Una camarera de 29 años es expulsada del país tras ser despedida por ir demasiadas veces al baño mientras trabajaba: la justicia acaba de indemnizarla con 11.600 euros
La razón de ir tanto al baño respondía a una necesidad puntual y justificada.

Ir al baño durante la jornada laboral es, para muchos, algo más que una necesidad fisiológica, ya que significa una pausa breve para estirar las piernas, despejar la mente o simplemente tomar aire en medio del ritmo del trabajo. Un gesto cotidiano, casi invisible en cualquier empleo que puede ayudar a sobrellevar la larga jornada y recuperar, aunque sea por unos minutos, la concentración y el equilibrio necesarios para seguir rindiendo.
Sin embargo, lo que para la mayoría forma parte de la rutina diaria puede convertirse en motivo de conflicto cuando entra en juego la rigidez de algunas empresas. Es lo que le ocurrió a una camarera en Países Bajos, que fue despedida de forma fulminante por acudir con frecuencia al baño durante su turno, una decisión que terminó llevándola a los tribunales y que ahora ha sido corregida por la justicia con una indemnización de 11.600 euros a su favor.
La afectada en cuestión es una mujer surcoreana de 29 años que trabajaba como camarera en un restaurante de sushi en la ciudad neerlandesa de Utrecht desde el verano de 2025. Con un salario cercano a los 3.600 euros brutos y jornadas que solían alargarse más de lo previsto, su relación con la empresa comenzó a deteriorarse meses después, cuando la dirección empezó a cuestionar sus pausas para ir al baño.

“Ahora está aliviada”
La propia mujer afirmó tener una buena razón para ir tanto al baño, y que esta respondía a una necesidad puntual y justificada. "Estaba menstruando durante ese periodo, lo que significaba que tenía que ir al baño con más frecuencia", explica su abogado David Oberman en declaraciones recogidas por AD. A pesar de ello, la empresa no solo puso en duda su versión, sino que optó por endurecer el control sobre su actividad diaria.

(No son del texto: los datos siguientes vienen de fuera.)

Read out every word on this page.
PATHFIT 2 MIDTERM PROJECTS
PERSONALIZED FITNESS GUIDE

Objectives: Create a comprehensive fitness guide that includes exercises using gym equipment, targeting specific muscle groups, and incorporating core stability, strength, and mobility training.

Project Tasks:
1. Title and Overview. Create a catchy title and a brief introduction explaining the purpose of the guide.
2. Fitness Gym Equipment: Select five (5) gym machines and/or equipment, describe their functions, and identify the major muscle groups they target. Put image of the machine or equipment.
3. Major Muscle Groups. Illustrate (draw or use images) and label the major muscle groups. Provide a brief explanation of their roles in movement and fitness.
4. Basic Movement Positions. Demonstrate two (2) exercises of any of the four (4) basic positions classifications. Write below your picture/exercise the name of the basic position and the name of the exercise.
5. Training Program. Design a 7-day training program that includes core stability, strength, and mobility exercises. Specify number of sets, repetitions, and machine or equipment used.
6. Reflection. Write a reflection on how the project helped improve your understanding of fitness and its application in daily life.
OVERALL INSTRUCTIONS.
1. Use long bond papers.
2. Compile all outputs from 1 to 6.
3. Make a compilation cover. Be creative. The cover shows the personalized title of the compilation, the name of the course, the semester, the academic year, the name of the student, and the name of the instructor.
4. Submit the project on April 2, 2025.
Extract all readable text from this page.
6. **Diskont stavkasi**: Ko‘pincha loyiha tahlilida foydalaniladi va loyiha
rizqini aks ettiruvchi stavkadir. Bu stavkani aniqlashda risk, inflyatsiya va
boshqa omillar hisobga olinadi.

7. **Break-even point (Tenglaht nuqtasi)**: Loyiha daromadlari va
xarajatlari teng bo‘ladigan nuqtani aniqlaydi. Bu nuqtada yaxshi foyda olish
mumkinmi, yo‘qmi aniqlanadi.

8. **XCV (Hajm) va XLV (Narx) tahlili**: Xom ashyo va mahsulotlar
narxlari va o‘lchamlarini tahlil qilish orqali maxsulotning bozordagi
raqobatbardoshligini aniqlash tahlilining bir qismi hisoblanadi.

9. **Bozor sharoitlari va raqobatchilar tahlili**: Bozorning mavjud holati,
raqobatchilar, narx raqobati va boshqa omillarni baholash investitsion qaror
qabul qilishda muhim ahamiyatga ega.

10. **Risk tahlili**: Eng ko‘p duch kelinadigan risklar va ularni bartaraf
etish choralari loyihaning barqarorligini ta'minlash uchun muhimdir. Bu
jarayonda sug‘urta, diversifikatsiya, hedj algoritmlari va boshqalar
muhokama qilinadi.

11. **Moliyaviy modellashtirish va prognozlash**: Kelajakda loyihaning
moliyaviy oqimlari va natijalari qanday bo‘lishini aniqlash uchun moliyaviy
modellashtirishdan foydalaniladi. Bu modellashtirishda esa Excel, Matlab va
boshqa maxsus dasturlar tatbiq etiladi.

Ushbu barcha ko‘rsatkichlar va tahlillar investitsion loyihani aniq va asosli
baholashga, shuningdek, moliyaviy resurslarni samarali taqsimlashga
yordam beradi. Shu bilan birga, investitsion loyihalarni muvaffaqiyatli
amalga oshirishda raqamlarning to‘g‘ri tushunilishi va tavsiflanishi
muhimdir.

El 13 de noviembre de 2025, tras regresar del baño, su supervisor le soltó un escueto “Sal hoy”, le bloqueó el acceso al sistema de fichaje y no le entregó una confirmación escrita del despido. Esa misma noche, la trabajadora escribió en el chat del grupo que tenía que dejar el puesto por molestias en la muñeca, pero el tribunal entendió que ese mensaje no equivalía a una baja voluntaria real, tal y como defiende la empresa.
El juez también desestima el despido, ya que ir varias veces al baño no supone una “causa justificada” para proceder a un despido disciplinario. Además, según la resolución judicial, la empleada iba al servicio después de terminar tareas concretas y avisaba previamente a un responsable o a un compañero. La consecuencia para la empresa ha sido una condena superior a 11.600 euros de indemnización, la extinción irregular del contrato y vacaciones pendientes.
El golpe para la trabajadora fue doble, ya que no solo perdió el trabajo, sino que también tuvo que abandonar el país antes de lo previsto puesto que su permiso de residencia dependía de ese contrato laboral. “Eso le costó mucho dinero, pero sin duda fue de gran ayuda que estuviera allí. Ahora está enormemente aliviada. Para ella, esto representa justicia”, explica el abogado. Pese a todo, la sentencia le ha permitido cerrar el episodio con cierto alivio.